Everyone knows what nachas is – that particular joy that leads to kvelling that we experience when our children exhibit exemplary behavior. (It’s even greater nachas when someone outside the family notices it!) They are the moments that seem to make all the drudgery, all the exhaustion, all the effort worthwhile. And sometimes, they are few and far between.
Especially when it comes to their schooling. Which is why I was particularly moved when I heard that one of my grandchildren’s teachers calls the night of parent-teacher conferences “nachas night.”
What a difference a word can make! While I certainly remember some parent-teacher conferences that were a source of nachas, I have much more vivid recollections of the ones that weren’t!
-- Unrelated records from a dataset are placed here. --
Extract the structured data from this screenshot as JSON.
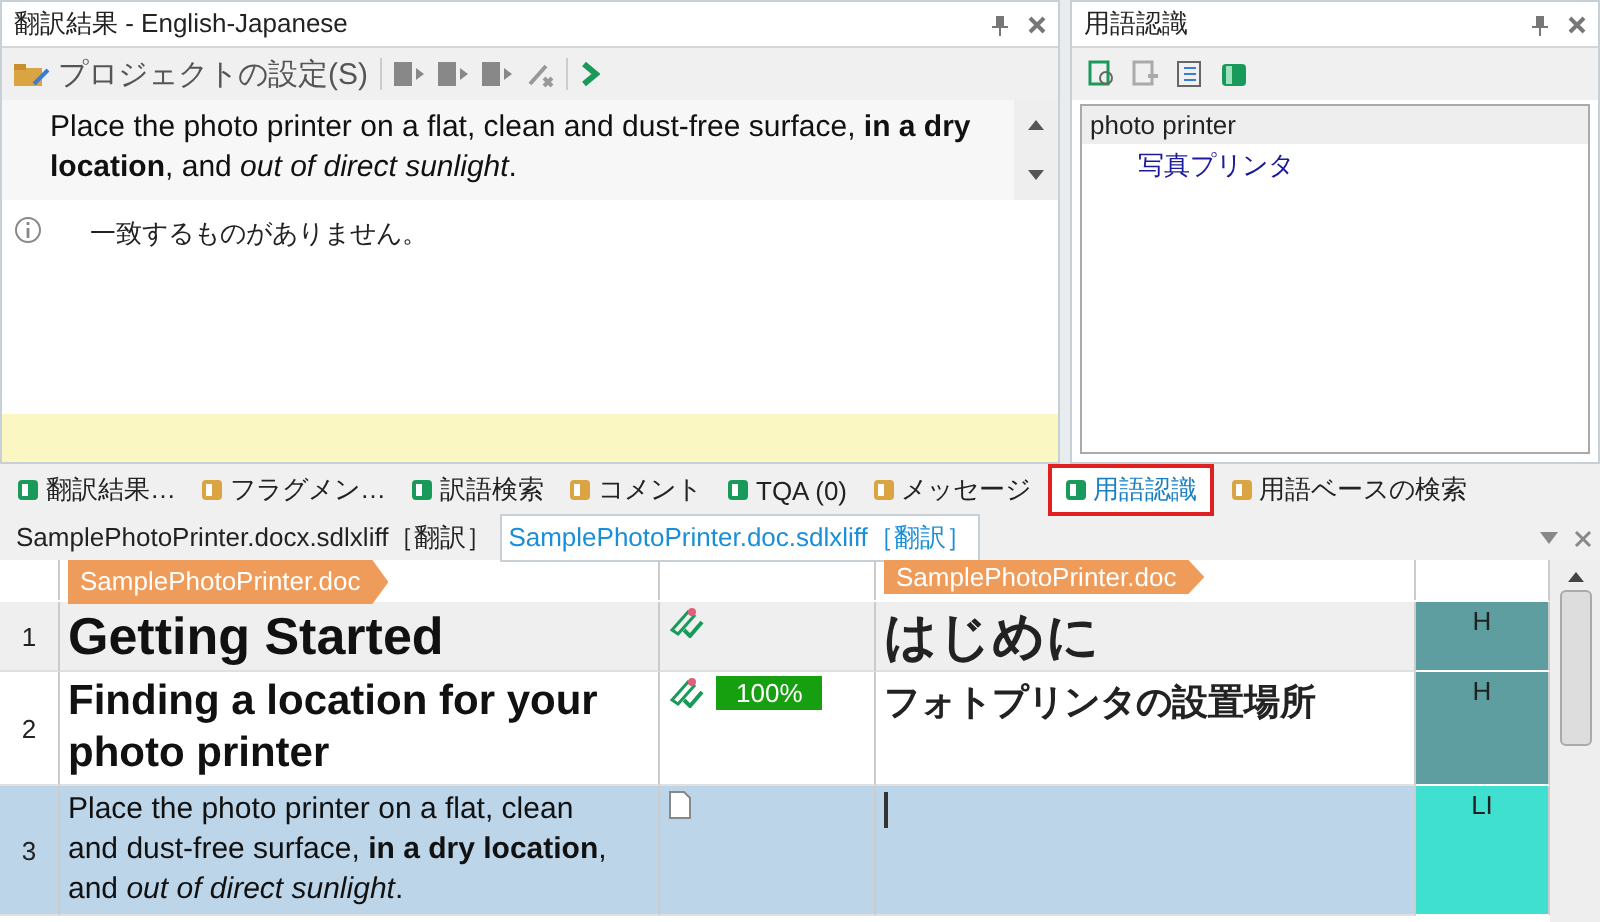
{
  "translation_results": {
    "title": "翻訳結果 - English-Japanese",
    "project_settings": "プロジェクトの設定(S)",
    "source_text": "Place the photo printer on a flat, clean and dust-free surface, **in a dry location**, and *out of direct sunlight*.",
    "message": "一致するものがありません。"
  },
  "term_recognition": {
    "title": "用語認識",
    "terms": [
      {
        "source": "photo printer",
        "target": "写真プリンタ"
      }
    ]
  },
  "bottom_tabs": [
    {
      "label": "翻訳結果…",
      "selected": false
    },
    {
      "label": "フラグメン…",
      "selected": false
    },
    {
      "label": "訳語検索",
      "selected": false
    },
    {
      "label": "コメント",
      "selected": false
    },
    {
      "label": "TQA (0)",
      "selected": false
    },
    {
      "label": "メッセージ",
      "selected": false
    },
    {
      "label": "用語認識",
      "selected": true
    },
    {
      "label": "用語ベースの検索",
      "selected": false
    }
  ],
  "document_tabs": [
    {
      "label": "SamplePhotoPrinter.docx.sdlxliff［翻訳］",
      "selected": false
    },
    {
      "label": "SamplePhotoPrinter.doc.sdlxliff［翻訳］",
      "selected": true
    }
  ],
  "editor": {
    "source_file": "SamplePhotoPrinter.doc",
    "target_file": "SamplePhotoPrinter.doc",
    "segments": [
      {
        "number": "1",
        "kind": "heading1",
        "source": "Getting Started",
        "target": "はじめに",
        "translated": true,
        "style": "H",
        "color": "#5f9ea0",
        "selected": false
      },
      {
        "number": "2",
        "kind": "heading2",
        "source": "Finding a location for your photo printer",
        "target": "フォトプリンタの設置場所",
        "translated": true,
        "match": "100%",
        "style": "H",
        "color": "#5f9ea0",
        "selected": false
      },
      {
        "number": "3",
        "kind": "body",
        "source": "Place the photo printer on a flat, clean and dust-free surface, **in a dry location**, and *out of direct sunlight*.",
        "translated": false,
        "style": "LI",
        "color": "#40e0d0",
        "selected": true
      }
    ]
  }
}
The words of the teachers who didn’t understand my child (and often made no effort to), the teachers who began and ended with only criticism of my child, the teachers who couldn’t even be bothered to notice my child – these are the experiences that lasted – probably for my kids too even though they weren’t there!
I used to hate parent-teacher conferences, dreading the night, unsure of what kind of experience we would have and how best to guard myself against the wave of accompanying discouragement.
What a different night it would have been had the evening been named nachas night! How my anticipation of the experience would have changed. And I assume that of the teachers as well.
It’s not that I think there shouldn’t be an honest evaluation of the child – their strengths and weaknesses. I just believe that if the focus is on nachas rather than criticism and complaints, the evening will proceed in a completely different fashion.
The teacher can still offer suggestions for improvement but in order to adhere to the theme of the evening, he or she would presumably begin with words of praise and even couch the criticism in more palatable, upbeat terms.
Parent-teacher conferences can be a traumatic experience. We may expect something bright and cheery and hear the exact opposite, frequently with little to no preparation. And when a teacher attacks our child (even assuming a good motivation) we tend to get defensive. It is counterproductive to the goal of helping the student as well as the goal of working cooperatively with the teacher. We have now become adversaries instead of allies.
But if instead it’s called nachas night, if we’ve heard a lot of positive comments along with some suggestions for growth, if we sense the teacher’s desire to see the good in our children, we will respond in kind. We will be better able to work together to benefit the student. And we will both benefit as well – with a healthier, happier child, both in the classroom and outside it. This is a powerful example of what a difference reframing can make.
It’s a very simple wording change but it leads to a much more important change in attitude. And I know that my daughter, instead of replicating my experience of dreading parent-teacher conferences, is actually looking forward to it.